This blog will endeavour to be a regular (-ish!) look at the things in life that fire my passion, such as Geology, Astronomy, and the world of science in general.
When something stimulates my interest I will post my thoughts here and would be delighted to hear your thoughts too.
So, if you enjoy what you read and would like to either link your blog to mine or just become a follower, I would be honoured to have you on board. Enjoy!
A while ago I included a link on the blog to Ron Blakey's web site. This includes amongst other great stuff, a series of fascinating maps of the world as it looked at significant points in time. These illustrate superbly the concept of plate tectonics and the drift of continents over huge spans of time.
Today I've added a small slideshow of this series of maps towards the bottom of the right hand column. While being a bit small, it does show how the continents moved around the planet, going back in time from the present back to 600 million years ago and the Late Cambrian period. Clicking on any individual slide will take you to a full size image with a brief caption illustrating its place in geological time.
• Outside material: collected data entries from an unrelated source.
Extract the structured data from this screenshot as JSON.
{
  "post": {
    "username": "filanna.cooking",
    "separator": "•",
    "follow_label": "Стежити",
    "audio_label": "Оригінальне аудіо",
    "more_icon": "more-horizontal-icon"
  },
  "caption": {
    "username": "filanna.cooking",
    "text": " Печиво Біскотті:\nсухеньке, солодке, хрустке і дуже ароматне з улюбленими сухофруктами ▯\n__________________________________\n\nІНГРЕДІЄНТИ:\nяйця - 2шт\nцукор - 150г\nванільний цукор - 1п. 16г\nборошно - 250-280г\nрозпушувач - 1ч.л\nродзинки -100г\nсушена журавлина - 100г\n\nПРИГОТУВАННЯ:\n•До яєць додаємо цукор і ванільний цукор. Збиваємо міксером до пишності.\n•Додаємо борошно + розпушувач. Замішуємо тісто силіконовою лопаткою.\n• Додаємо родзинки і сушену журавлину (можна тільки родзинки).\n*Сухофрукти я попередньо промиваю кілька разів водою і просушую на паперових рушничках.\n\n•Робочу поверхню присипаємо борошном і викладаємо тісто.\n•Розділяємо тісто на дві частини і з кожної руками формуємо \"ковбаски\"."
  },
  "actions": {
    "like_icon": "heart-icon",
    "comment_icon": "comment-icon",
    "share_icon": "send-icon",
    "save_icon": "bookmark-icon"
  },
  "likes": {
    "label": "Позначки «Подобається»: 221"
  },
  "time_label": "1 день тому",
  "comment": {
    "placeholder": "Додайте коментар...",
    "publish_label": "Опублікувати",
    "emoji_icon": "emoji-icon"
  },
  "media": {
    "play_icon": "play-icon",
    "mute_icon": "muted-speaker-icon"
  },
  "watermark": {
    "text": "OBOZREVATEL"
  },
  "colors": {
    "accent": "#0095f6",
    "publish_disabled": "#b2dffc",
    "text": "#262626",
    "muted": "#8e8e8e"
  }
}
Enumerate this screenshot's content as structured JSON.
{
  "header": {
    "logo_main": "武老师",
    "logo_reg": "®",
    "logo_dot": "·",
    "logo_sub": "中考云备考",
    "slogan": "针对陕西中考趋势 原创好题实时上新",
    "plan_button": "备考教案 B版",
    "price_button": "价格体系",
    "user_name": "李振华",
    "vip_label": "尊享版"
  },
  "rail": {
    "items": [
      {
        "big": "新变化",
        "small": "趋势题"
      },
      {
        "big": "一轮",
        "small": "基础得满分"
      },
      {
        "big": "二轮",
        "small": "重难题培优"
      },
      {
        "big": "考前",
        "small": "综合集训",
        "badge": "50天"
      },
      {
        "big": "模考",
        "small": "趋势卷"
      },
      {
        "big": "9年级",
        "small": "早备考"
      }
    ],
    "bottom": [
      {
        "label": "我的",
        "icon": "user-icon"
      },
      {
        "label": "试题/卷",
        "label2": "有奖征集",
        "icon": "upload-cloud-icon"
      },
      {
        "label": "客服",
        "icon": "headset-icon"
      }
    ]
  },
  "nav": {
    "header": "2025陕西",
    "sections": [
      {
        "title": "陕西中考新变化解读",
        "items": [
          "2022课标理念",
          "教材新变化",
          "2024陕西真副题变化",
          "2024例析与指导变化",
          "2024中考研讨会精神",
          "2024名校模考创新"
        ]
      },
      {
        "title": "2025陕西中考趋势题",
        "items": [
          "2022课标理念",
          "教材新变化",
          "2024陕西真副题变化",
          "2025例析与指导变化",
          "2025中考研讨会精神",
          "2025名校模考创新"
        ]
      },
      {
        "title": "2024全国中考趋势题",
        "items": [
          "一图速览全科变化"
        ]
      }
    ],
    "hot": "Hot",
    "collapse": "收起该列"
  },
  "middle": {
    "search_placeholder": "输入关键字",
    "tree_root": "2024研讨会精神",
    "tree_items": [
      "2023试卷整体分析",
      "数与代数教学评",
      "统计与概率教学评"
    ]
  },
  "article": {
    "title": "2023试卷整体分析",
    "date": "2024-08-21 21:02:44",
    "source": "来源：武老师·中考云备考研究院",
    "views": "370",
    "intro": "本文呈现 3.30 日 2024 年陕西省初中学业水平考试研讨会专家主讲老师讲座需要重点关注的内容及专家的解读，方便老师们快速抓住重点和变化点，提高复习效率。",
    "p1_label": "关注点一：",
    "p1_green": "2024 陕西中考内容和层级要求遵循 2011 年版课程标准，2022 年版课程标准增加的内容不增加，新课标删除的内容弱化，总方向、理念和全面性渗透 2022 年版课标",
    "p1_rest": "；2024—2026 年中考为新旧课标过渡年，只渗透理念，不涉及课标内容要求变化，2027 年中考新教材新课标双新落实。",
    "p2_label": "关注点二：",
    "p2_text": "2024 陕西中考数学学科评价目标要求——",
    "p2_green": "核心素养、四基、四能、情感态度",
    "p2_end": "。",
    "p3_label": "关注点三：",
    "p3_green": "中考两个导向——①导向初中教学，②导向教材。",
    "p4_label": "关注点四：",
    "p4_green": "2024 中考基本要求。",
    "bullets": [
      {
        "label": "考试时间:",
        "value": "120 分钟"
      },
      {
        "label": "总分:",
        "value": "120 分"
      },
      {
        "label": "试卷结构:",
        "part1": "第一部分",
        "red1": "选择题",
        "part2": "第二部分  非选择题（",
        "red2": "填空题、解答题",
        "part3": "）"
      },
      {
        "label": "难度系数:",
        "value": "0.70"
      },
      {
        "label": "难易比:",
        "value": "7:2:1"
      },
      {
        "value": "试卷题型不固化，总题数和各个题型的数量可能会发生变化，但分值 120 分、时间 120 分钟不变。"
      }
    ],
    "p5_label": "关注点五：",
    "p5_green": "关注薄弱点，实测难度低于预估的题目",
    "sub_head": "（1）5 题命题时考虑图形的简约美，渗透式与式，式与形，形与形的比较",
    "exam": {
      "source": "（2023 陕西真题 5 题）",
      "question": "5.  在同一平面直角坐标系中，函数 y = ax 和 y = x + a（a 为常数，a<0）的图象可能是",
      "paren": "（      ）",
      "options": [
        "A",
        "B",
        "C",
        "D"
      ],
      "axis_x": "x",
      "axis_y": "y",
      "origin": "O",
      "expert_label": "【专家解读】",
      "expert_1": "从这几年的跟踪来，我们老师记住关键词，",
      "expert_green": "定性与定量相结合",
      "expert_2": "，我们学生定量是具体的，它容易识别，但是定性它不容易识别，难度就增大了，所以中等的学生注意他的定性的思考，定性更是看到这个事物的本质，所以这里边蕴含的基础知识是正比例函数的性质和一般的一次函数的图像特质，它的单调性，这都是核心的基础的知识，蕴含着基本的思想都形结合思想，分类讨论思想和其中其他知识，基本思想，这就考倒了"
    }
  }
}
It's always worth keeping in mind whenever one looks at a particular bed of rock that the environment in which it was laid down was very much different to its current situation. These superb representations certainly help me to grasp how environments change over time. It's amazing to think when looking at a certain geological feature that where you are standing was once ocean or was once subjected to a great out pouring of lava from a nearby volcano!
Incidentally, a series Dr Blakey's images will feature in a soon to be published book written in collaboration with Wayne Ranney, author of 'Carving Grand Canyon' which I've mentioned several times. The new book is entitled 'Ancient Landscapes of the Colorado Plateau' and will shed some more light upon the complex story of how the Colorado plateau evolved over time and contributed to the formation of Grand Canyon.
Geology eh? Don't ya just love it?
Cheers for now!
The Earth some 600 million years ago! So which bit became Britain?